Auf Grund der offenkundig gewordenen ökonomischen Ineffektivität der Häftlingsarbeit im Rahmen der auf Dezentralisierung abzielenden neuen Wirtschaftspolitik unter Chruschtschow endete damit die unter Stalin aufgebaute Funktion des GULag als wichtiger Wirtschaftsfaktor in der Sowjetunion. Hierin dürfte ein wesentlicher Grund für die Entlassung des Millionenheeres unfreier Lagerzwangsarbeiter nach 1953 gelegen haben.

Der XXII. Parteitag von 1961 – Der eigentliche Entstalinisierungsparteitag?

Obwohl auf dem XXII. Parteitag im Herbst 1961 die Verabschiedung des neuen Parteiprogramms im Mittelpunkt stehen sollte, setzte Chruschtschow zur Überraschung der Delegierten die Entstalinisierung erneut auf die Tagesordnung, um das Verhalten und die Machenschaften der „parteifeindlichen“ Gruppe um Wjatscheslaw Michailowitsch Molotow öffentlich anzuprangern, auch wenn diese bereits 1957 entmachtet worden war. In zahlreichen Reden wurde die „parteifeindliche“ Gruppe der Beteiligung an den Verbrechen Stalins beschuldigt und deren Ausschluss aus der Partei sowie die Einleitung strafrechtlicher Verfolgungsmaßnahmen gefordert. Auf Beschluss des Parteitages wurde Stalins Name aus der sowjetischen Öffentlichkeit getilgt, was nicht nur die Umbenennung zahlreicher nach ihm benannter Städte und Straßen zur Folge hatte, sondern auch mit der Entfernung seines Leichnams aus dem Lenin-Mausoleum einherging.

Durch den erneuten Rückgriff auf die Entstalinisierung versuchte Chruschtschow seine geschwächte Machtposition gegenüber seinen innerparteilichen Gegnern wieder zu festigen.

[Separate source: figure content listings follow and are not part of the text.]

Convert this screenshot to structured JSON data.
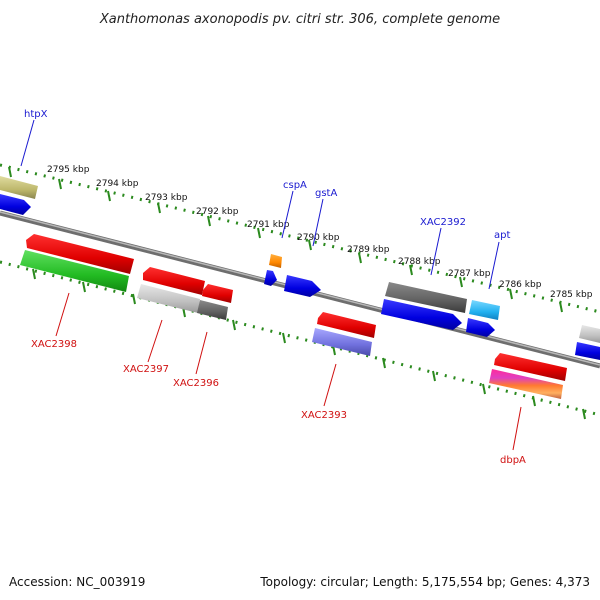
{
  "title": "Xanthomonas axonopodis pv. citri str. 306, complete genome",
  "accession": "Accession: NC_003919",
  "summary": "Topology: circular; Length: 5,175,554 bp; Genes: 4,373",
  "colors": {
    "backbone": "#8a8a8a",
    "tick_dots": "#2b8a1e",
    "top_label": "#1a1ad0",
    "bottom_label": "#d01010"
  },
  "ticks": [
    "2795 kbp",
    "2794 kbp",
    "2793 kbp",
    "2792 kbp",
    "2791 kbp",
    "2790 kbp",
    "2789 kbp",
    "2788 kbp",
    "2787 kbp",
    "2786 kbp",
    "2785 kbp"
  ],
  "top_labels": [
    "htpX",
    "cspA",
    "gstA",
    "XAC2392",
    "apt"
  ],
  "bottom_labels": [
    "XAC2398",
    "XAC2397",
    "XAC2396",
    "XAC2393",
    "dbpA"
  ]
}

Ende der Entstalinisierung

Chruschtschow wurde 1964 aufgrund des verlorenen Rückhalts innerhalb des Zentralkomitees abgesetzt. Enttäuschte Hoffnungen in der Wirtschaftspolitik, eine Konzentration der Macht in der Hand eines Einzelnen und eine Reihe strittiger außenpolitischer Entscheidungen hatten zum Machtverlust geführt. Als Nachfolger trat Leonid Breschnew die Position des Ersten Sekretärs des ZKs der KPdSU an.

Unter der neuen Führung wurden keine weiteren Maßnahmen einer aktiven Entstalinisierungspolitik mehr ergriffen, man orientierte sich stattdessen wieder an den Prinzipien und Traditionen des Stalinismus, deshalb spricht man in diesem Zusammenhang auch vom so genannten Neostalinismus. Als symptomatisch für die Übergangszeit von der Entstalinisierung zur Neuausrichtung kann der Fall des Historikers Alexander Nekritsch gelten. Er kritisierte 1965 in seinem Buch „22. Juni 1941“ Stalins Versäumnisse am Vorabend des deutschen Überfalls auf die Sowjetunion und befand sich damit weitgehend auf dem Boden der Kritik, die Chruschtschow bereits in seiner Geheimrede an Stalin geübt hatte. Obwohl Nekritschs Darstellung auf große Zustimmung stieß, kam das Buch 1967 auf den Index. Darüber hinaus wurde Nekritsch der Grundlage seiner wissenschaftlichen Lehr- und Forschungstätigkeit beraubt, so dass er 1971 schließlich in die USA emigrierte.